Increasing the current in the generator also affects its magnetic fields because currents are magnetic. At a low current, the current’s magnetism can be ignored. But when a generator is handling a very large current, the magnetic fields associated with that current are no longer small perturbations on the generator’s normal magnetic fields and the generator may not perform properly any more.

Finally, a generator’s job is to transfer energy from a mechanical system to the electric current passing through it. As the amount of current in the generator increases, the amount of work that the mechanical system provides must also increase—the generator becomes harder to turn. There will always be a limit to how much torque an engine or crank can exert on the generator to keep it spinning and thus there will be a limit to how much current the generator can handle.

As for how the current varies with load: the more current the load permits to pass through it, the more current will pass through the generator. Assuming that the generator is well built and has very little electric resistance, the load will serve to limit the current. The generator will then deliver just as much current as the load will permit. If the load permits more current, the generator will deliver more. As a result, the wires in the generator will waste more power as heat, the magnetic fields in the generator will become more complicated, and the device powering the generator will have to work harder to keep the generator turning.

What is the relative insulating value of various levels of vacuum? For example, …

What is the relative insulating value of various levels of vacuum? For example, how insulating is 1/2 atmosphere as compared to full atmosphere?

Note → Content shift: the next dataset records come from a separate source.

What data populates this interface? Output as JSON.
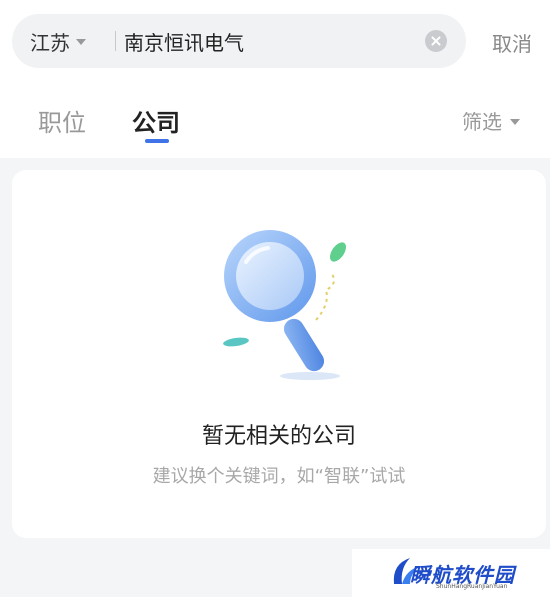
{
  "search": {
    "region": "江苏",
    "query": "南京恒讯电气",
    "cancel_label": "取消"
  },
  "tabs": [
    {
      "label": "职位",
      "active": false
    },
    {
      "label": "公司",
      "active": true
    }
  ],
  "filter": {
    "label": "筛选"
  },
  "empty_state": {
    "title": "暂无相关的公司",
    "hint": "建议换个关键词，如“智联”试试",
    "icon": "magnifier-illustration"
  },
  "watermark": {
    "text": "瞬航软件园",
    "subtext": "ShunHangRuanJianYuan"
  },
  "colors": {
    "accent": "#3f73e6",
    "background": "#f4f5f7",
    "muted_text": "#999999"
  }
}
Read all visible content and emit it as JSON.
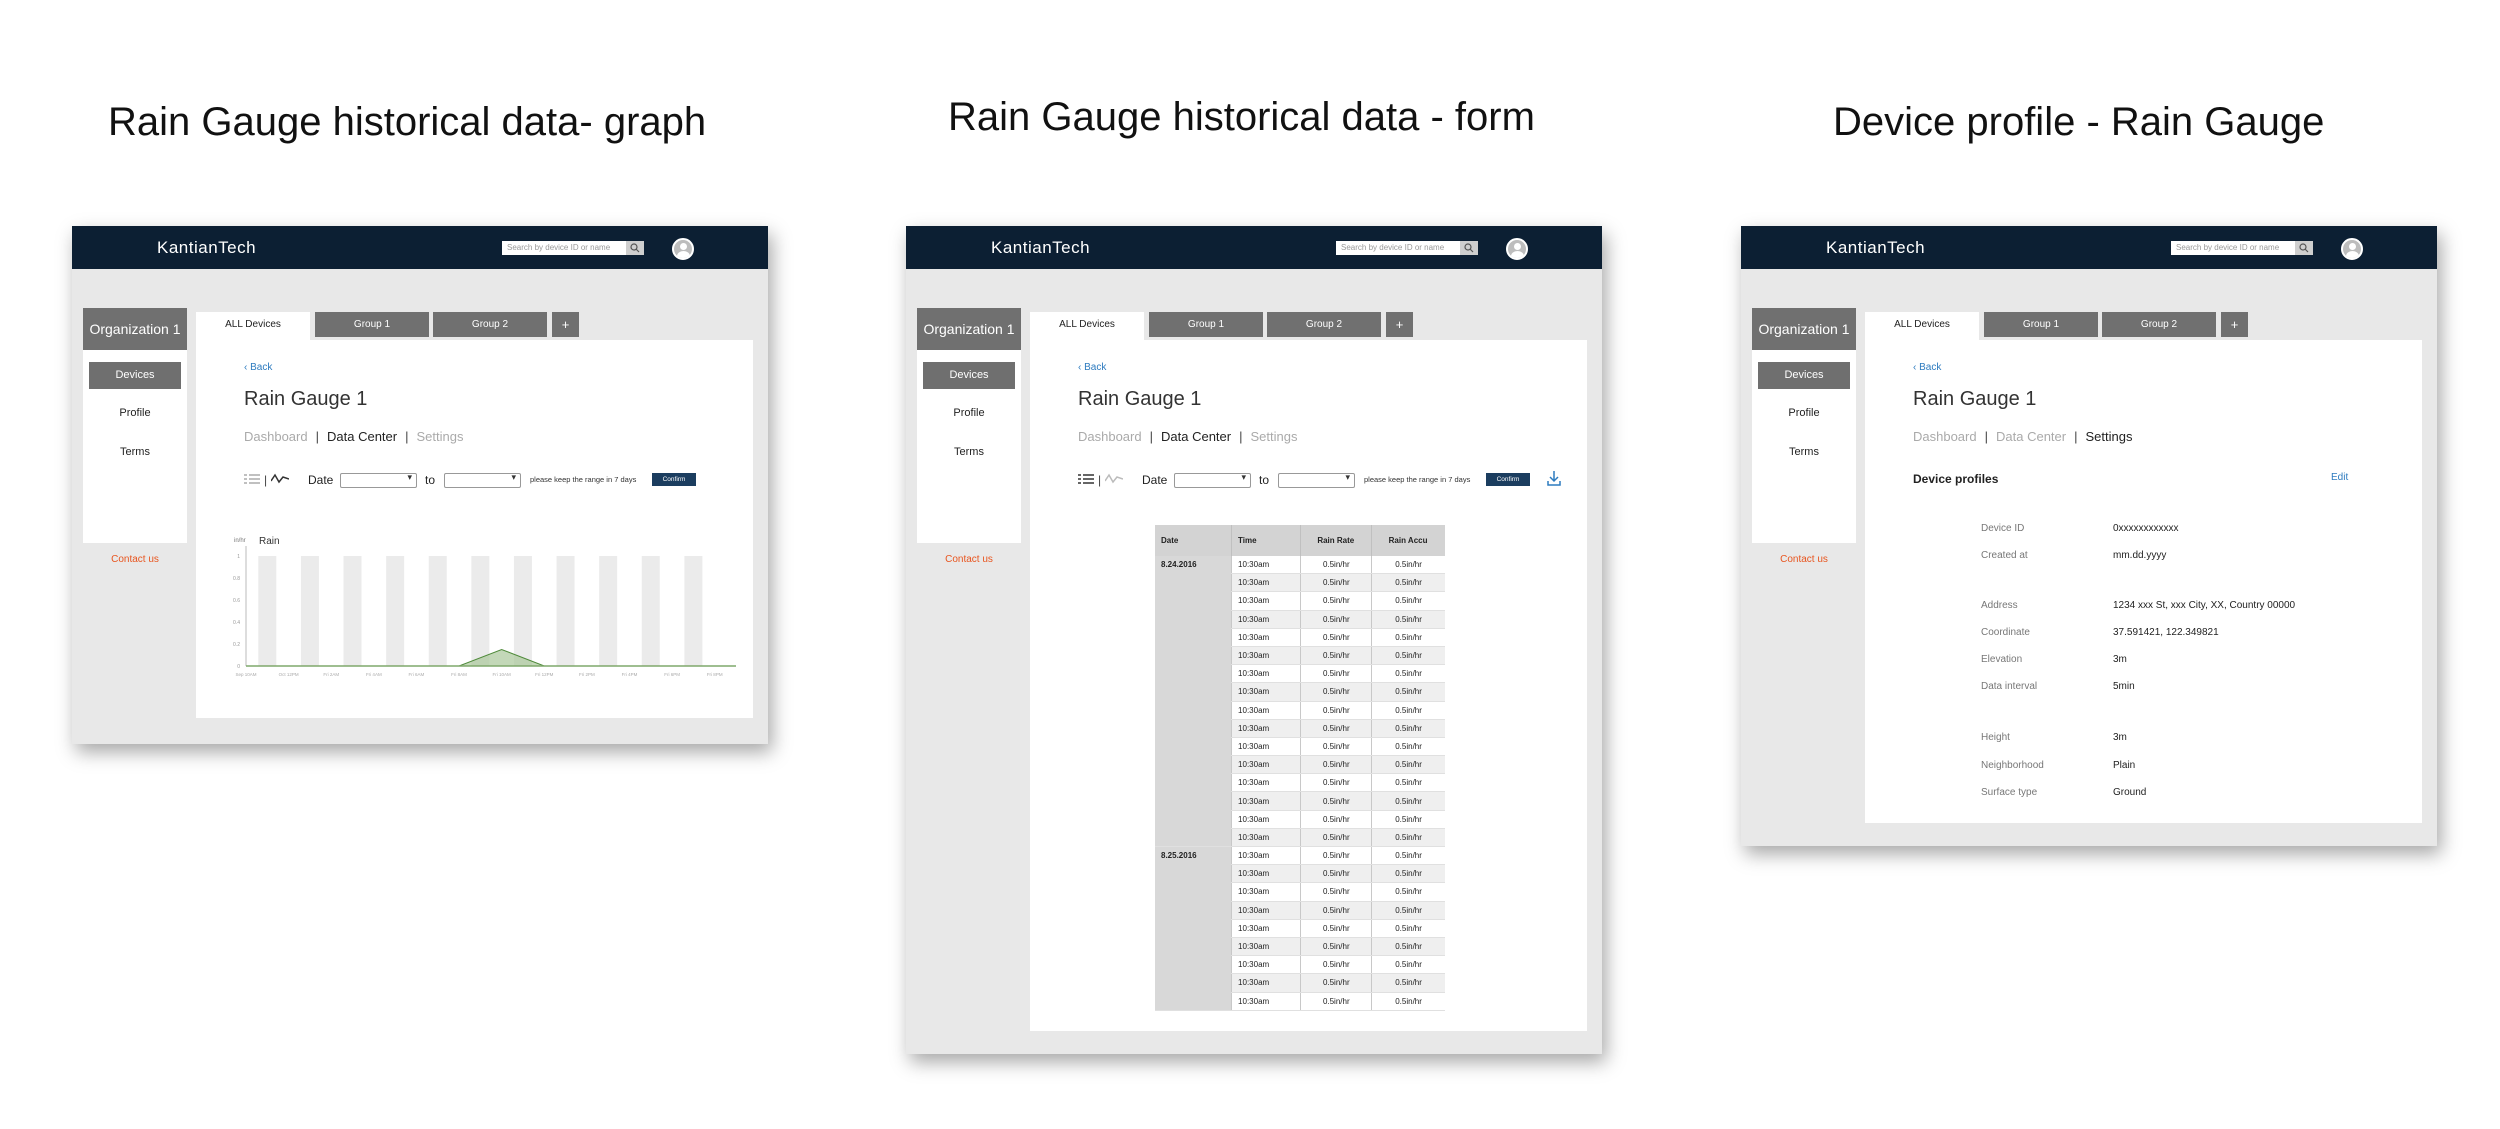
{
  "captions": {
    "graph": "Rain Gauge historical data- graph",
    "form": "Rain Gauge historical data - form",
    "profile": "Device profile - Rain Gauge"
  },
  "app": {
    "brand": "KantianTech",
    "search_placeholder": "Search by device ID or name",
    "org_button": "Organization 1",
    "sidebar": [
      "Devices",
      "Profile",
      "Terms"
    ],
    "contact": "Contact us",
    "tabs": [
      "ALL Devices",
      "Group 1",
      "Group 2",
      "+"
    ],
    "back": "Back",
    "device_title": "Rain Gauge 1",
    "subnav": [
      "Dashboard",
      "Data Center",
      "Settings"
    ],
    "accent_color": "#2d7bbf",
    "topbar_color": "#0c1f33",
    "contact_color": "#e8551f"
  },
  "filter": {
    "date_label": "Date",
    "to_label": "to",
    "hint": "please keep the range in 7 days",
    "confirm": "Confirm"
  },
  "graph": {
    "chart_data": {
      "type": "area",
      "title": "Rain",
      "ylabel": "in/hr",
      "y_ticks": [
        "1",
        "0.8",
        "0.6",
        "0.4",
        "0.2",
        "0"
      ],
      "x": [
        "Sep 10AM",
        "Oct 12PM",
        "Fri 2AM",
        "Fri 4AM",
        "Fri 6AM",
        "Fri 8AM",
        "Fri 10AM",
        "Fri 12PM",
        "Fri 2PM",
        "Fri 4PM",
        "Fri 6PM",
        "Fri 8PM"
      ],
      "values": [
        0,
        0,
        0,
        0,
        0,
        0,
        0.15,
        0,
        0,
        0,
        0,
        0
      ],
      "bars": [
        1,
        1,
        1,
        1,
        1,
        1,
        1,
        1,
        1,
        1,
        1
      ],
      "ylim": [
        0,
        1
      ]
    }
  },
  "form_table": {
    "headers": [
      "Date",
      "Time",
      "Rain Rate",
      "Rain Accu"
    ],
    "groups": [
      {
        "date": "8.24.2016",
        "rows": 16
      },
      {
        "date": "8.25.2016",
        "rows": 9
      }
    ],
    "time": "10:30am",
    "rate": "0.5in/hr",
    "accu": "0.5in/hr"
  },
  "profile": {
    "heading": "Device profiles",
    "edit": "Edit",
    "fields": [
      {
        "label": "Device ID",
        "value": "0xxxxxxxxxxxx"
      },
      {
        "label": "Created at",
        "value": "mm.dd.yyyy"
      },
      {
        "label": "Address",
        "value": "1234 xxx St, xxx City, XX, Country 00000"
      },
      {
        "label": "Coordinate",
        "value": "37.591421, 122.349821"
      },
      {
        "label": "Elevation",
        "value": "3m"
      },
      {
        "label": "Data interval",
        "value": "5min"
      },
      {
        "label": "Height",
        "value": "3m"
      },
      {
        "label": "Neighborhood",
        "value": "Plain"
      },
      {
        "label": "Surface type",
        "value": "Ground"
      }
    ]
  }
}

Amazingly enough, air’s ability to carry heat doesn’t change much as you reduce its pressure and density as long as you stay above about a thousandth of atmospheric pressure and density. That’s because reducing the density of air molecules may leave fewer particles to carry heat, but it also allows them to travel farther before they collide with other molecules. The reduction in molecular density is almost perfectly cancelled by an increase in the mean free path those molecules travel between collisions—there are fewer heat carriers, but they can move more easily. It isn’t until you reach very low pressures and densities—so that the mean free path begins to approach the size of the enclosed gas—that reducing the air pressure and density begins to decrease the air’s ability to carry heat. That’s why even a small leakage of gas into a vacuum flask spoils that flask’s insulating characteristics. However, you can decrease the “air’s” ability to carry heat by increasing the mass of its molecules—heavier particles such as carbon dioxide or krypton travel more slowly than normal air molecules and don’t carry heat as well.